Wikipedia is now introducing generative AI to help its dedicated volunteer editors. You’re not seeing a robot takeover—far from it. Instead, the Wikimedia Foundation, which runs the world’s biggest free online encyclopaedia, offers AI support to reduce the pressure on its unpaid team of editors, moderators, and content reviewers.
On Wednesday, the foundation shared its plans to include AI tools in editing. However, the goal isn’t to replace the people behind Wikipedia. It’s to make their work a little easier and give them more time to focus on what matters—checking facts, improving articles, and guiding new contributors.
Supporting editors, not replacing them
Chris Albon, Director of Machine Learning at the Wikimedia Foundation, made it clear that human editors are still the heart of the site. “We will take a human-centred approach and prioritise human agency,” he said in a statement. He also highlighted a few other important points: the foundation will favour open-source or open-weight AI systems, ensure transparency, and consider the needs of editors who work in different languages.
Albon explained that the AI tools would be used for background research, translating articles into different languages, and helping new volunteers get started. These tasks are often time-consuming and distract editors from their main job—improving Wikipedia. With AI handling the more technical parts, editors can spend more time on thoughtful content creation and review.
AI tools already in use behind the scenes
Wikipedia has been using AI for a while now, just not in a direct way for its editors. The site relies on AI to spot vandalism, predict how readable an article is, and help with translations. But now, editors can work directly with AI tools as part of their editing process for the first time.

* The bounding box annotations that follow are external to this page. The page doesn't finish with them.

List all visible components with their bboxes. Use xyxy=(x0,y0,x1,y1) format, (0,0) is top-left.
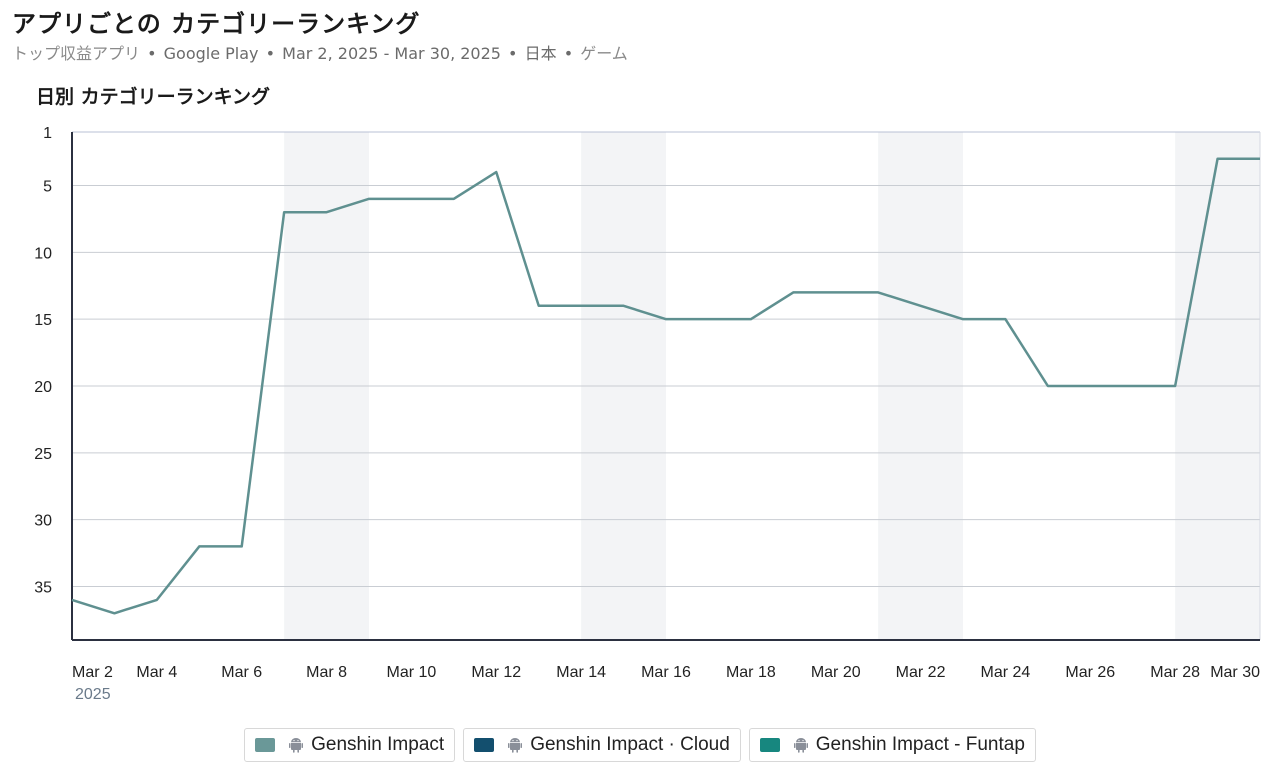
android-icon xyxy=(793,738,808,753)
series-line xyxy=(71,157,1260,615)
android-icon xyxy=(508,738,523,753)
legend-label: Genshin Impact xyxy=(311,734,445,755)
legend-item[interactable]: Genshin Impact - Funtap xyxy=(748,728,1036,762)
subtitle-separator: • xyxy=(265,44,276,63)
subtitle-country: 日本 xyxy=(524,44,557,63)
subtitle-separator: • xyxy=(508,44,518,63)
x-tick-label: Mar 6 xyxy=(221,664,262,681)
subtitle-metric: トップ収益アプリ xyxy=(12,44,141,63)
legend-item[interactable]: Genshin Impact · Cloud xyxy=(463,728,741,762)
x-tick-label: Mar 18 xyxy=(726,664,776,681)
x-tick-label: Mar 2 xyxy=(72,664,113,681)
y-tick-label: 15 xyxy=(34,312,52,329)
x-tick-label: Mar 28 xyxy=(1150,664,1200,681)
x-tick-label: Mar 4 xyxy=(136,664,177,681)
page-title: アプリごとの カテゴリーランキング xyxy=(12,10,421,38)
legend-swatch xyxy=(474,738,495,752)
series-lines xyxy=(71,157,1260,615)
legend-swatch xyxy=(759,738,780,752)
x-tick-label: Mar 20 xyxy=(811,664,861,681)
y-tick-label: 5 xyxy=(43,178,52,195)
x-tick-label: Mar 16 xyxy=(641,664,691,681)
y-tick-label: 35 xyxy=(34,580,52,597)
x-year-label: 2025 xyxy=(75,686,111,703)
chart-title: 日別 カテゴリーランキング xyxy=(36,86,271,108)
x-tick-label: Mar 24 xyxy=(981,664,1031,681)
y-tick-label: 20 xyxy=(34,379,52,396)
x-tick-label: Mar 26 xyxy=(1065,664,1115,681)
subtitle-separator: • xyxy=(147,44,157,63)
page-subtitle: トップ収益アプリ • Google Play • Mar 2, 2025 - M… xyxy=(12,40,628,64)
subtitle-separator: • xyxy=(563,44,574,63)
legend-label: Genshin Impact - Funtap xyxy=(815,734,1025,755)
x-tick-label: Mar 14 xyxy=(556,664,606,681)
legend-label: Genshin Impact · Cloud xyxy=(530,734,730,755)
x-tick-label: Mar 8 xyxy=(306,664,347,681)
axes xyxy=(71,131,1261,641)
x-tick-label: Mar 22 xyxy=(896,664,946,681)
subtitle-category: ゲーム xyxy=(580,44,628,63)
subtitle-date-range: Mar 2, 2025 - Mar 30, 2025 xyxy=(282,44,501,63)
y-tick-label: 30 xyxy=(34,513,52,530)
x-tick-label: Mar 12 xyxy=(471,664,521,681)
legend-swatch xyxy=(255,738,276,752)
android-icon xyxy=(289,738,304,753)
legend: Genshin Impact Genshin Impact · Cloud Gens… xyxy=(0,728,1280,762)
subtitle-store: Google Play xyxy=(163,44,259,63)
legend-item[interactable]: Genshin Impact xyxy=(244,728,456,762)
x-tick-label: Mar 10 xyxy=(387,664,437,681)
y-tick-label: 25 xyxy=(34,446,52,463)
y-tick-label: 1 xyxy=(43,125,52,142)
x-tick-label: Mar 30 xyxy=(1210,664,1260,681)
x-axis-ticks: Mar 2 Mar 4 Mar 6 Mar 8 Mar 10 Mar 12 Mar 14 Ma… xyxy=(72,664,1260,703)
y-tick-label: 10 xyxy=(34,245,52,262)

This move is part of a wider effort by the foundation to support its volunteer community. Over the past few years, the Wikimedia Foundation has added new features to make editing easier and even offered legal help to protect editors from online harassment—especially politically motivated attacks.
Battling bot overload
AI isn’t just helping Wikipedia’s editors and creating new challenges. The amount of information online is growing fast, and so is the number of bots trying to copy content from Wikipedia. Bot traffic has surged so much that it’s putting extra load on Wikipedia’s servers and has increased bandwidth usage by 50 percent.
To tackle this, the Wikimedia Foundation recently launched a project to build an open-access dataset made just for machine learning. This special version of Wikipedia content will allow AI developers to train their models without overloading the live site. The idea is to keep Wikipedia as a space for real people while supporting those who want to use its content for research and development.
So, while AI is starting to play a bigger role on Wikipedia, it’s still under human control. You won’t see articles written entirely by machines anytime soon—but you will see editors getting more help when needed.